* Q3 EPS C$0.03 vs C$1.40 a year ago
* Cont ops earnings C$0.15/shr vs forecast C$0.10
* Q3 cash flow C$0.83/shr vs C$1.65
* Boosts capex, slightly lowers production forecast
* Shares drop 0.8 percent (Recasts to add detail)
By Scott Haggett
CALGARY, Alberta, Nov 3 (Reuters) - Talisman Energy Inc TLM.TO is boosting spending on its unconventional gas holdings, raising its budget by C$900 million ($841 million) to buy and drill shale-gas properties even as it reported a 98 percent drop in third-quarter profit.
The company, Canada’s No. 3 independent oil explorer, said on Tuesday that net income fell to C$30 million ($27.9 million), or 3 Canadian cents a share, down from C$1.4 billion, or C$1.40 a share, a year ago as oil and gas prices plunged, production fell and costs rose.
But Talisman is still speeding ahead with a strategic shift, concentrating on unconventional gas production and investing heavily in the massive shale plays that have revolutionized the North American natural gas business as new technology lets companies profitably tap massive reserves once thought too expensive to exploit.
To pay for its switch, the company raised its 2009 capital budget by 25 percent to C$4.5 billion to increase drilling on its shale properties and acquire new exploration lands.
“We’re accelerating our shale-gas development activity as we gain confidence,” John Manzoni, Talisman’s chief executive, said on a conference call.
Since the beginning of the year, Talisman has bolstered its land holdings in two unconventional gas discoveries where it thinks it can produce gas for about C$4 per thousand cubic feet, making it profitable at current prices.
It said it added 90,000 acres of properties in Pennsylvania’s Marcellus shale gas region, North America’s largest natural gas reserve, with an estimated 1,500 trillion cubic feet of gas in place.
Talisman’s production from the region has risen ten-fold since the start of the year to more than 50 million cubic feet a day.
It also boosted its land holdings in the Montney region of British Columbia, adding 80,000 acres of exploration lands and doubling holdings in the heart of the play to 166,000 acres.
“They’ve locked up huge land positions in both those plays,” said Phil Skolnick, an analyst with Genuity Capital Markets. “They have thousands of drilling locations and the economics look really good.”

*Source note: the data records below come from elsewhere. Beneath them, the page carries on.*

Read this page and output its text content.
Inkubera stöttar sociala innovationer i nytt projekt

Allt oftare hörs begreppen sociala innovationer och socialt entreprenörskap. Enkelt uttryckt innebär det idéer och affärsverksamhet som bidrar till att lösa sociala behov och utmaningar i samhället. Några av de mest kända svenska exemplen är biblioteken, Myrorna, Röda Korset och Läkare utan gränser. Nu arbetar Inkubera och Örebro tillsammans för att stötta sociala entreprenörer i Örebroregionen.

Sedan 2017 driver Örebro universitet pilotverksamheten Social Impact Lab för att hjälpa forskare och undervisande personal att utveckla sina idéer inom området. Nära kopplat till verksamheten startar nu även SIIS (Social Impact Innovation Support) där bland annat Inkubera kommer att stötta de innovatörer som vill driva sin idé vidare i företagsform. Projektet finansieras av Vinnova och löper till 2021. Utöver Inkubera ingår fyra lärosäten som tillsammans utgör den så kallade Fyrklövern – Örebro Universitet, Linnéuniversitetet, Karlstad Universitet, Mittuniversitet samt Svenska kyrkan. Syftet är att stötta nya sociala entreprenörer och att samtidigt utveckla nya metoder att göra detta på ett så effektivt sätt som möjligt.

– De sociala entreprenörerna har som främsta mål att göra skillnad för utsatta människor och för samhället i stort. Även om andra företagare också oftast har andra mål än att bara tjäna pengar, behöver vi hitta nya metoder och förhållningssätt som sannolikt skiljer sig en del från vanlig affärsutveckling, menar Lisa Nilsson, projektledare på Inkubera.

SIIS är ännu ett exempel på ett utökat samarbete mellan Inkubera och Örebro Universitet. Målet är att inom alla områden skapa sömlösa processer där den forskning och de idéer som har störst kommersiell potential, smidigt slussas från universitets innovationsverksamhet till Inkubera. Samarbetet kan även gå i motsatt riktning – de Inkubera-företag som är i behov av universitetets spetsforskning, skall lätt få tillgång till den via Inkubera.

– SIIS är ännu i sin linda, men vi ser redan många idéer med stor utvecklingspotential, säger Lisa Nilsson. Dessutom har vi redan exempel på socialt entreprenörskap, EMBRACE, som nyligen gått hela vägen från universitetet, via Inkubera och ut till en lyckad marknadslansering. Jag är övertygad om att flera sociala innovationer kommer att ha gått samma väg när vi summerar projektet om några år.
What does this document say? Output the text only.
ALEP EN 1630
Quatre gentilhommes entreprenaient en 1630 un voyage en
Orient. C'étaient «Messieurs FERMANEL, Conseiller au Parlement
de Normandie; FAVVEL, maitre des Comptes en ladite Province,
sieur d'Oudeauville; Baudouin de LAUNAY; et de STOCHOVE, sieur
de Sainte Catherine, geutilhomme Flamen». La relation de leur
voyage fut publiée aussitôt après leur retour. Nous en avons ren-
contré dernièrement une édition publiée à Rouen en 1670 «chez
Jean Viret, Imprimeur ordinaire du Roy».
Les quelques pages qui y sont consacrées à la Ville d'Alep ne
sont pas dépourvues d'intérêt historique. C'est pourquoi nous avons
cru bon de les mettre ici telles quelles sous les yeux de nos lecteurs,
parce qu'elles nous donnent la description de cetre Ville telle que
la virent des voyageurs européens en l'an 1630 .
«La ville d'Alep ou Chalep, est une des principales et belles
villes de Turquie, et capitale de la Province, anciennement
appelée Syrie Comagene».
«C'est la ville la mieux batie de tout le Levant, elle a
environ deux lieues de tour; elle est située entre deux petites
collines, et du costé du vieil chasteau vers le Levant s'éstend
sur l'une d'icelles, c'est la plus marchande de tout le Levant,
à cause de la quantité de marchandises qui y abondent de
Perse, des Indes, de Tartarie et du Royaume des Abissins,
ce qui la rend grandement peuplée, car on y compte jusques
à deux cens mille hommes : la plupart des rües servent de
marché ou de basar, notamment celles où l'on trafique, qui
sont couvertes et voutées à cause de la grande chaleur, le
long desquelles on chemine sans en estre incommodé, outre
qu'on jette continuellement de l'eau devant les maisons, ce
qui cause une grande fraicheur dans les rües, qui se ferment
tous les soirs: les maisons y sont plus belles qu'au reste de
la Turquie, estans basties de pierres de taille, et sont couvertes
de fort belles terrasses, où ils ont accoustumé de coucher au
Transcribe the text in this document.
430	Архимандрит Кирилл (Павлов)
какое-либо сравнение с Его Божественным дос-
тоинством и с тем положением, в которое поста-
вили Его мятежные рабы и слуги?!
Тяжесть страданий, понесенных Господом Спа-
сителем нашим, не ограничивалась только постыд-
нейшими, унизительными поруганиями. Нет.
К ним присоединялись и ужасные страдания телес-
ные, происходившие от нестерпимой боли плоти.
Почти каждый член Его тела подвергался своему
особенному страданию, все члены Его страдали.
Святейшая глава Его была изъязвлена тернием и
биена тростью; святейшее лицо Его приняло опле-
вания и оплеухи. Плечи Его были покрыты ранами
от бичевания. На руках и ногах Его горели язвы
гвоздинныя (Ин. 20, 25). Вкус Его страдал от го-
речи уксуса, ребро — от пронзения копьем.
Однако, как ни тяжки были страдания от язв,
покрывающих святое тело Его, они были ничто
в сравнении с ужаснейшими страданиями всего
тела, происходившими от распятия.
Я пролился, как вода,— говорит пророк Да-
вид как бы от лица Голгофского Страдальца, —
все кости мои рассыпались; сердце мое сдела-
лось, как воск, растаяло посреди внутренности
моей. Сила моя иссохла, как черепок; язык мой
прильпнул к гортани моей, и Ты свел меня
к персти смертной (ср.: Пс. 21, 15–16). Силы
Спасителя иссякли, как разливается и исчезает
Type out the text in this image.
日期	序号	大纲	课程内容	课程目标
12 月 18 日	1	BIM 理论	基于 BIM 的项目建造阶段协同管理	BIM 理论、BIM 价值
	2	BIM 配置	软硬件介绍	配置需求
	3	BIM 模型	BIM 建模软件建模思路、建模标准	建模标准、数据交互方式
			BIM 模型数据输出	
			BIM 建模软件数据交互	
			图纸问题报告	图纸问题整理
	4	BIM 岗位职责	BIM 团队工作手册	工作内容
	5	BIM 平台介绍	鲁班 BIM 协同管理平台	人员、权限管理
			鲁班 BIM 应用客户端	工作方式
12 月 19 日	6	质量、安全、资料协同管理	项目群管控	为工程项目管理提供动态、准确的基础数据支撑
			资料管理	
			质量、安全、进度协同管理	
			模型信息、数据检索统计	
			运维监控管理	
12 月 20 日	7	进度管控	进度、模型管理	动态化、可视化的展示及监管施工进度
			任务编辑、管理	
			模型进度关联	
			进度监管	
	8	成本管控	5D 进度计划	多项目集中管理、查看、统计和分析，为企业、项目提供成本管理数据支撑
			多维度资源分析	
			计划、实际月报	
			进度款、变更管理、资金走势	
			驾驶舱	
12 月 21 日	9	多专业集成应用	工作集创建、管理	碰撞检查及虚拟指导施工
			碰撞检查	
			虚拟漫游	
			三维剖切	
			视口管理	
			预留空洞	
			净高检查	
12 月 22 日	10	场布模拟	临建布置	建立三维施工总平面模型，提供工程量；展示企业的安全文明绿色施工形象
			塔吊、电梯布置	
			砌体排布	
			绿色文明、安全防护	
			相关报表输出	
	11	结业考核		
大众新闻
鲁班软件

Talisman’s earnings from continuing operations, which exclude most one-time gains and charges, fell 76 percent to C$155 million, or 15 Canadian cents a share, from C$654 million, or 64 Canadian cents a share, in the third quarter of 2008. That surpassed the average analyst estimate for 10 Canadian cents a share, according to Thomson Reuters I/B/E/S.
Cash flow, an indicator of Talisman’s ability to fund drilling and major projects, was C$838 million, or 83 Canadian cents a share, down 50 percent from C$1.68 billion, or C$1.65 a share.
Overall production averaged 401,000 barrels of oil equivalent a day, down 9 percent from the third quarter of 2008, mostly as Talisman temporarily closed some of its North Sea operation for maintenance.
Manzoni said Talisman is targeting average production of between 423,000 and 426,000 boed for the year, a slight drop from its previous 430,000 boed forecast, because it expects to sell some conventional oil and gas properties to pay for its shale-gas plans.
The company expects that asset sale program to continue into 2010. Manzoni gave no detail, but said Talisman could shed conventional properties with “substantial existing production” and invest the proceeds into its unconventional holdings.
Talisman shares fell 18 Canadian cents to C$18.15 late afternoon on the Toronto Stock Exchange.